After two days of delays due to poor weather and a power outage, the 197-foot-tall (60-metre-tall) rocket, built by Lockheed Martin Corp., lifted off at 2 p.m. (1900 GMT) from Cape Canaveral Air Force Station.
The launch team remained on edge until 45 minutes later when the plutonium-powered spacecraft finally and successfully separated from the Atlas’ second and last upper-stage rocket booster.

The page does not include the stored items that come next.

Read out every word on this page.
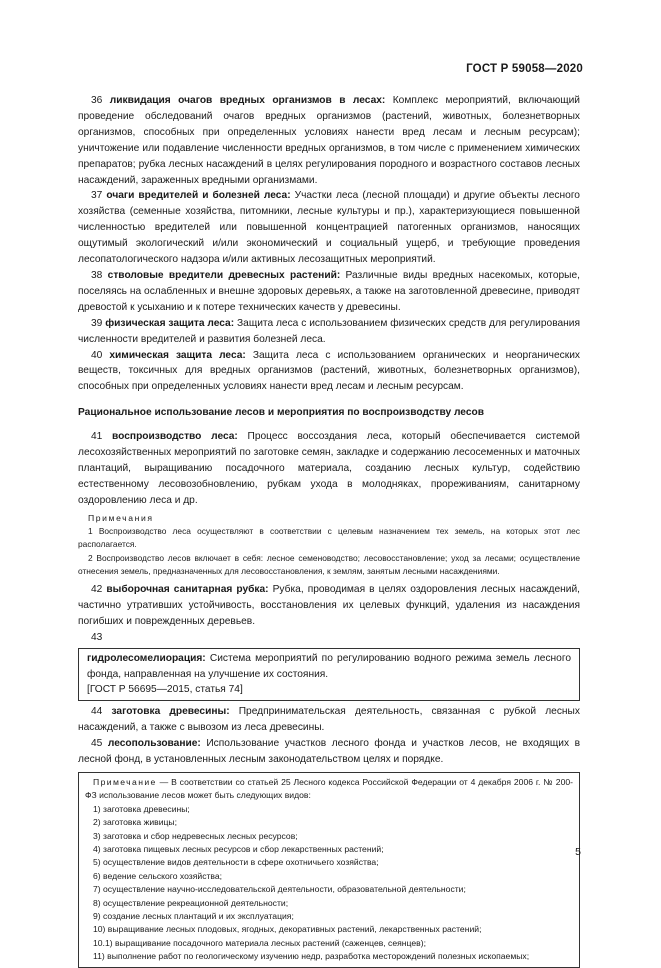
ГОСТ Р 59058—2020

36 ликвидация очагов вредных организмов в лесах: Комплекс мероприятий, включающий проведение обследований очагов вредных организмов (растений, животных, болезнетворных организмов, способных при определенных условиях нанести вред лесам и лесным ресурсам); уничтожение или подавление численности вредных организмов, в том числе с применением химических препаратов; рубка лесных насаждений в целях регулирования породного и возрастного составов лесных насаждений, зараженных вредными организмами.

37 очаги вредителей и болезней леса: Участки леса (лесной площади) и другие объекты лесного хозяйства (семенные хозяйства, питомники, лесные культуры и пр.), характеризующиеся повышенной численностью вредителей или повышенной концентрацией патогенных организмов, наносящих ощутимый экологический и/или экономический и социальный ущерб, и требующие проведения лесопатологического надзора и/или активных лесозащитных мероприятий.

38 стволовые вредители древесных растений: Различные виды вредных насекомых, которые, поселяясь на ослабленных и внешне здоровых деревьях, а также на заготовленной древесине, приводят древостой к усыханию и к потере технических качеств у древесины.

39 физическая защита леса: Защита леса с использованием физических средств для регулирования численности вредителей и развития болезней леса.

40 химическая защита леса: Защита леса с использованием органических и неорганических веществ, токсичных для вредных организмов (растений, животных, болезнетворных организмов), способных при определенных условиях нанести вред лесам и лесным ресурсам.

Рациональное использование лесов и мероприятия по воспроизводству лесов

41 воспроизводство леса: Процесс воссоздания леса, который обеспечивается системой лесохозяйственных мероприятий по заготовке семян, закладке и содержанию лесосеменных и маточных плантаций, выращиванию посадочного материала, созданию лесных культур, содействию естественному лесовозобновлению, рубкам ухода в молодняках, прореживаниям, санитарному оздоровлению леса и др.

Примечания

1 Воспроизводство леса осуществляют в соответствии с целевым назначением тех земель, на которых этот лес располагается.

2 Воспроизводство лесов включает в себя: лесное семеноводство; лесовосстановление; уход за лесами; осуществление отнесения земель, предназначенных для лесовосстановления, к землям, занятым лесными насаждениями.

42 выборочная санитарная рубка: Рубка, проводимая в целях оздоровления лесных насаждений, частично утративших устойчивость, восстановления их целевых функций, удаления из насаждения погибших и поврежденных деревьев.

43

гидролесомелиорация: Система мероприятий по регулированию водного режима земель лесного фонда, направленная на улучшение их состояния.

[ГОСТ Р 56695—2015, статья 74]

44 заготовка древесины: Предпринимательская деятельность, связанная с рубкой лесных насаждений, а также с вывозом из леса древесины.

45 лесопользование: Использование участков лесного фонда и участков лесов, не входящих в лесной фонд, в установленных лесным законодательством целях и порядке.

Примечание — В соответствии со статьей 25 Лесного кодекса Российской Федерации от 4 декабря 2006 г. № 200-ФЗ использование лесов может быть следующих видов:

1) заготовка древесины;
2) заготовка живицы;
3) заготовка и сбор недревесных лесных ресурсов;
4) заготовка пищевых лесных ресурсов и сбор лекарственных растений;
5) осуществление видов деятельности в сфере охотничьего хозяйства;
6) ведение сельского хозяйства;
7) осуществление научно-исследовательской деятельности, образовательной деятельности;
8) осуществление рекреационной деятельности;
9) создание лесных плантаций и их эксплуатация;
10) выращивание лесных плодовых, ягодных, декоративных растений, лекарственных растений;
10.1) выращивание посадочного материала лесных растений (саженцев, сеянцев);
11) выполнение работ по геологическому изучению недр, разработка месторождений полезных ископаемых;
5
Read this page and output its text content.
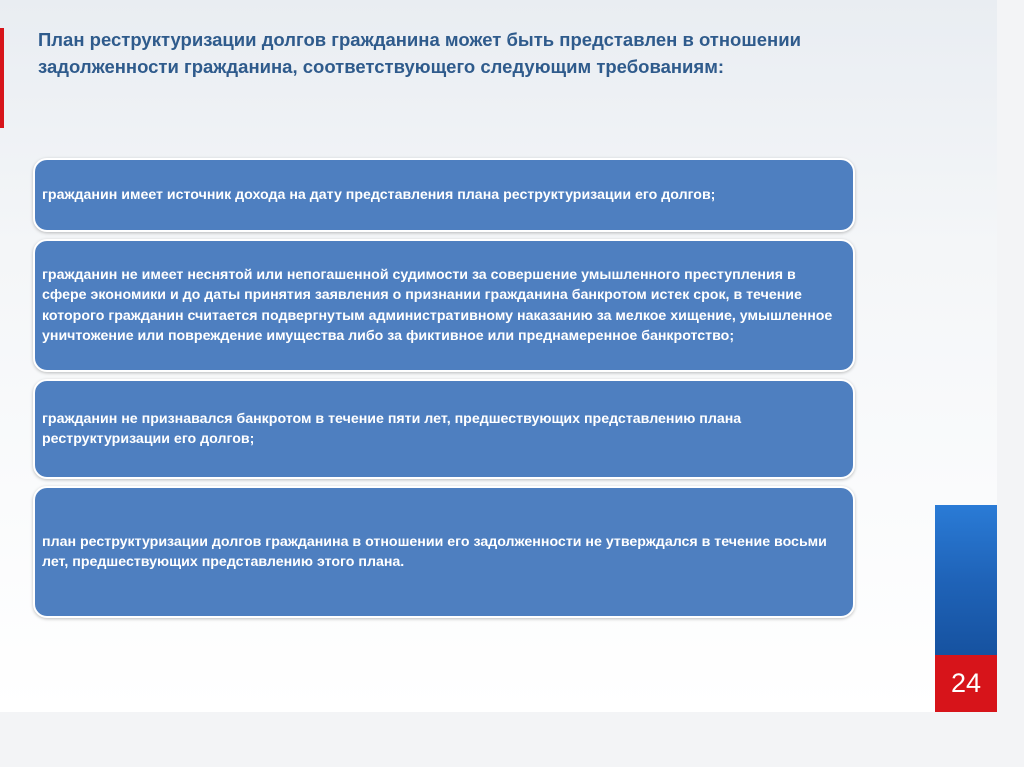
План реструктуризации долгов гражданина может быть представлен в отношении задолженности гражданина, соответствующего следующим требованиям:
гражданин имеет источник дохода на дату представления плана реструктуризации его долгов;
гражданин не имеет неснятой или непогашенной судимости за совершение умышленного преступления в сфере экономики и до даты принятия заявления о признании гражданина банкротом истек срок, в течение которого гражданин считается подвергнутым административному наказанию за мелкое хищение, умышленное уничтожение или повреждение имущества либо за фиктивное или преднамеренное банкротство;
гражданин не признавался банкротом в течение пяти лет, предшествующих представлению плана реструктуризации его долгов;
план реструктуризации долгов гражданина в отношении его задолженности не утверждался в течение восьми лет, предшествующих представлению этого плана.
24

The engine firings made the probe, called New Horizons, soar at 10 miles per second, or 36,000 mph (58,000 kph) — the fastest man-made object ever to leave Earth’s orbit.

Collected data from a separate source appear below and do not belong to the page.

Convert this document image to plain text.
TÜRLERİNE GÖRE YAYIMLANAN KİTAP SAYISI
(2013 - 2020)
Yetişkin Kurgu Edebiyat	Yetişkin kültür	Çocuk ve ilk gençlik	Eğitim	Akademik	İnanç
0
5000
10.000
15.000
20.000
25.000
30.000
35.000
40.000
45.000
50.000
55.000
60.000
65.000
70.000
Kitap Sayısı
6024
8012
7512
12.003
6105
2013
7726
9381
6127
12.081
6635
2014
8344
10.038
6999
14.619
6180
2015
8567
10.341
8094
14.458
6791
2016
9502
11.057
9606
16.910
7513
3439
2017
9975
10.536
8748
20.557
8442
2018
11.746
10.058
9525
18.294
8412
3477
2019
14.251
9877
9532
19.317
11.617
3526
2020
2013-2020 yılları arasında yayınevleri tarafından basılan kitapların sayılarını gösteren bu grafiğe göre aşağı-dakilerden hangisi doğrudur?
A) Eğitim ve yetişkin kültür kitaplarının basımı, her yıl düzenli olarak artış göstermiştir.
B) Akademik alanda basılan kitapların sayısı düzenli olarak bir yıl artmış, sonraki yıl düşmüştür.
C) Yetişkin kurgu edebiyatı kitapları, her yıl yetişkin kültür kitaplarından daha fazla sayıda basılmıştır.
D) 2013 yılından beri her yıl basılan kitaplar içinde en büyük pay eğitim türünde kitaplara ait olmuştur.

If the Apollo astronauts had been launched at that speed, the trip to the moon would have taken about nine hours instead of three days, according to Colleen Hartman, NASA’s associate administrator for space science.

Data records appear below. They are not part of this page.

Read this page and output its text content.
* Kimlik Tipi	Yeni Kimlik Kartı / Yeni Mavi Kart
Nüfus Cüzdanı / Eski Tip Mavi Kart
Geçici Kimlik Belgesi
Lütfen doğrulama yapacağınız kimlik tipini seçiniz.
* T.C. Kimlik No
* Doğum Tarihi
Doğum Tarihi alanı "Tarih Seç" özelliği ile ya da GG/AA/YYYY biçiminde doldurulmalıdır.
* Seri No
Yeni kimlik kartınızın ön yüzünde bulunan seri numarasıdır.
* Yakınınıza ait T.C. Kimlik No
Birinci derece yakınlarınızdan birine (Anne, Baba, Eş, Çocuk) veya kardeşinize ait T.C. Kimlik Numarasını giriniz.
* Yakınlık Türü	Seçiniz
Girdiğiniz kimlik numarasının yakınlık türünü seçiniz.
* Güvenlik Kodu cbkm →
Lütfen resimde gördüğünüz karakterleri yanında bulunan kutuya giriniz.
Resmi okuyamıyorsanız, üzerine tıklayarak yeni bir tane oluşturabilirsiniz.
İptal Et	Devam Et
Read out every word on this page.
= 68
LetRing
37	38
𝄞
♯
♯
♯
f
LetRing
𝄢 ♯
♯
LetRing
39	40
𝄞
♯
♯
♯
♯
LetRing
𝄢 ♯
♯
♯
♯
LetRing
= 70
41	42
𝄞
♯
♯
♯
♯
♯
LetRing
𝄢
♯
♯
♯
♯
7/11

Even so, the grand piano-sized New Horizons will still need to bounce off Jupiter’s gravity field, in a "slingshot" maneuver that will give it added velocity, to make its 3 billion mile journey to Pluto in less than a decade.
High winds at the Florida launch site forced the first scrub of the launch of the New Horizons spacecraft on Tuesday, followed on Wednesday by a storm-triggered power outage at the mission control center in Laurel, Maryland.
With an unprecedented five solid-fuel strap-on boosters, the largest expendable rocket in the U.S. fleet sent the relatively small spacecraft hurtling into the sky and it quickly disappeared over the Atlantic Ocean.
RADIOACTIVE PLUTONIUM ON BOARD
The launch sparked a small protest and was overseen by the Department of Energy because the spacecraft carried 24 pounds (10.9 kg) of radioactive plutonium that will decay over time, providing heat that the probe’s generator can turn into electricity to power instruments and systems.
NASA has used the non-weapons-grade plutonium, processed into ceramic pellets, for 24 previous science missions which, like New Horizons, travel too far to tap the sun’s energy for solar power.
Next year, the spacecraft is expected to pick up an additional 9,000 mph (14,500 kph) when it bounces off Jupiter’s massive gravity field. If successful, New Horizons will reach Pluto and its largest moon, Charon, in July 2015.
Pluto is the largest and best known of a relatively new type of planetary body called a Kuiper Belt object. The Kuiper Belt is located beyond Neptune’s orbit, which is 30 times farther away from the sun than Earth. It contains frozen objects believed to be leftovers from the formation of the solar system 4.6 billion years ago.
While not much is known about Pluto, by the time the probe arrives, scientists may have a better idea of what to look for. A capsule containing samples of a Kuiper Belt-formed comet were returned to Earth on Sunday.
"For all the ideas and theories that people might have, we have some real ground truth," said University of Washington’s Donald Brownlee, the principal investigator for the so-called Stardust mission.
"We have some actual samples of the material that the solar system was formed from," he said.
Thursday’s launch was delayed nearly an hour due to cloudy skies over Cape Canaveral. Tracking cameras needed a clear view of the rocket’s climb to space in case the vehicle veered off-course and had to be destroyed by range safety officers.